Found out? Once you think that I want the other person to understand me, there is a good chance that this event will not end very well.
What I want to say is that the three views cannot withstand temptation.
The three views of different ages and the same environment, different ages in the same environment, and different strengths in the same age and environment are all very different.
Remember not to show your three views when passively seeking the understanding of the other party.
Because you are in a weak position at this time, the other party has the right to take this opportunity to criticize your three views, whether it is out of a sense of superiority (a rare opportunity to vent) or self-esteem (I am right, you are not the one who does not meet the correct standards).
In a conflict, not disclosing the three views is called talking about the facts, and disclosing the three views will definitely involve the denial of the person himself, and no matter what, the person cannot withstand the denial.
Especially for older people, there is almost no difference between you denying his three views and asking for his life.
The hardest thing in the world is to put your own thoughts into other people's heads.
So, I don't think understanding between people can ever be achieved.
In contrast, there is inclusion.
The word can also take other forms, such as "tacit agreement".
What does it mean?
Even if I don't understand your thoughts, I still think that I can accept the outcome of this matter.
Acceptance is not simply acceptance based on understanding.
The point of it is that it may be that I think you're doing the right thing, or I think you're not doing it right, but I can live with the result.
Why? Because inclusion is based on two sets of logic.
The first set of logic, because of your past experience, has taught me that even if the process of your actions is not understood by others, the result is still good.

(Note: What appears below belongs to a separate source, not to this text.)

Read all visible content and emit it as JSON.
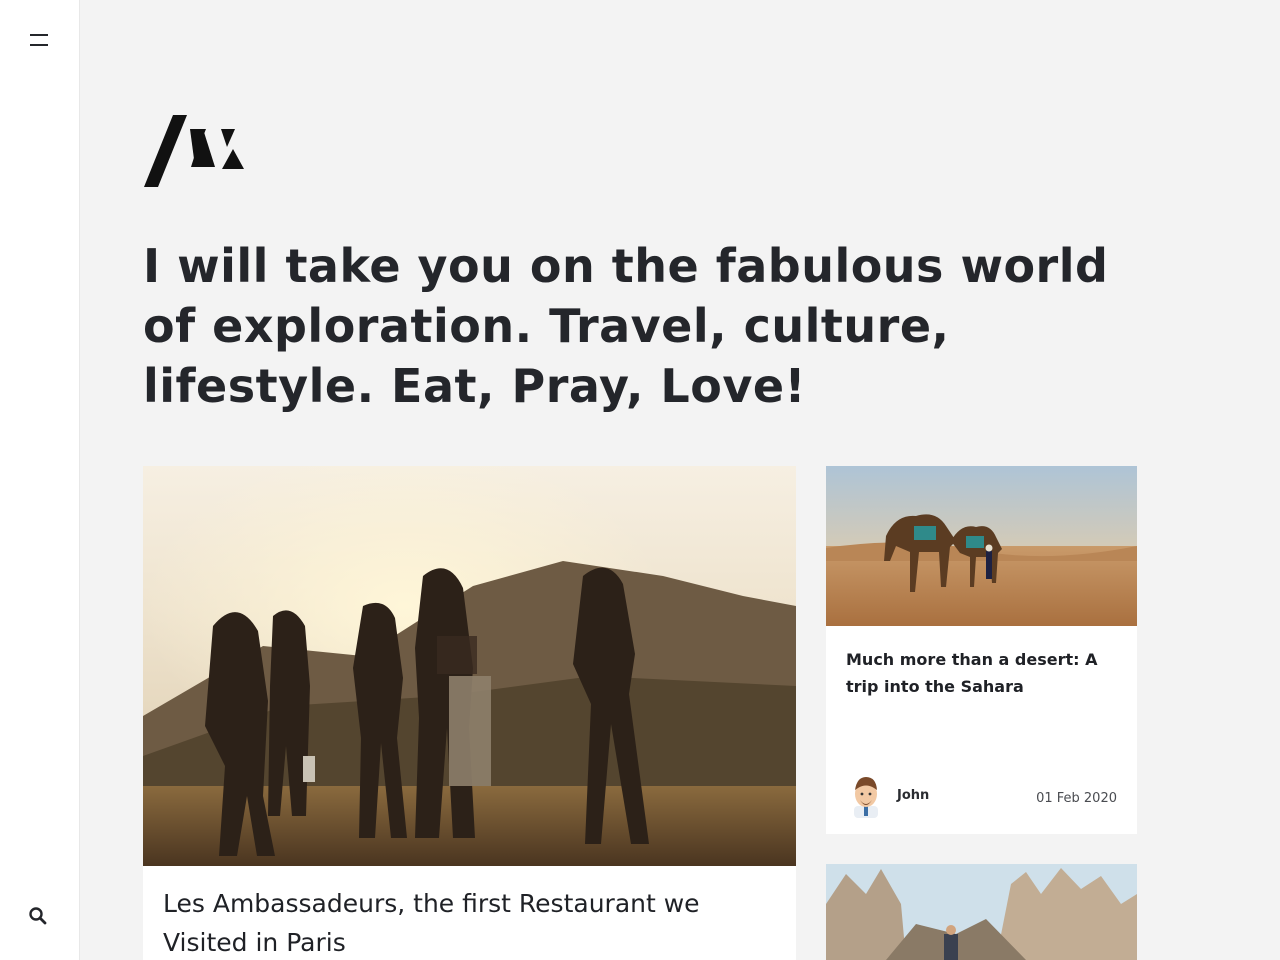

The second set of logic, I think the result of your behavior may not be as good as its process, but people need to tolerate each other, and the purpose of my tolerance of your behavior is that you can tolerate similar behaviors of mine, and on the premise that we tolerate each other, our intimate relationship can produce benefits.
In other words, no matter which set of logic, the core appeal of inclusion is interests.
It's just that one is the current benefit, and the other is the long-term benefit.
Keeping in mind this view, only the relationship of interest is the strongest, because you know that it is good for both of you, so even if something goes wrong at the moment, as long as you think the benefits outweigh the negative emotions and actual losses caused by the bad thing, then the relationship can continue.
And what is the underlying logic of understanding?
It's a simple desire to control.
Whether it is someone who wants to be understood, or someone who wants to understand others, in essence they are not for profit, but for self-esteem and a sense of identity.
They want to be like me.
This view is externalized as "it's good that the other party is a normal person".
So people who are understanding-oriented, they will always have a thought, why are they not [normal people] when I meet them?
The formation of a person's three views is related to personality, experience, and environment.
Therefore, once he goes out and goes to a new environment, the three views of the people around him will change to a greater extent.
At this time, if the age difference is a little bigger, and the personality difference is a little bigger, you will feel that this person is not the [normal person] you think is not at all what you think is a normal person.
At this time, whether it is you or him, you both hope to correct each other's three views in your behavior, so the conflict will inevitably intensify.
With tolerance, you will find that utilitarianism is far more noble than cultivation.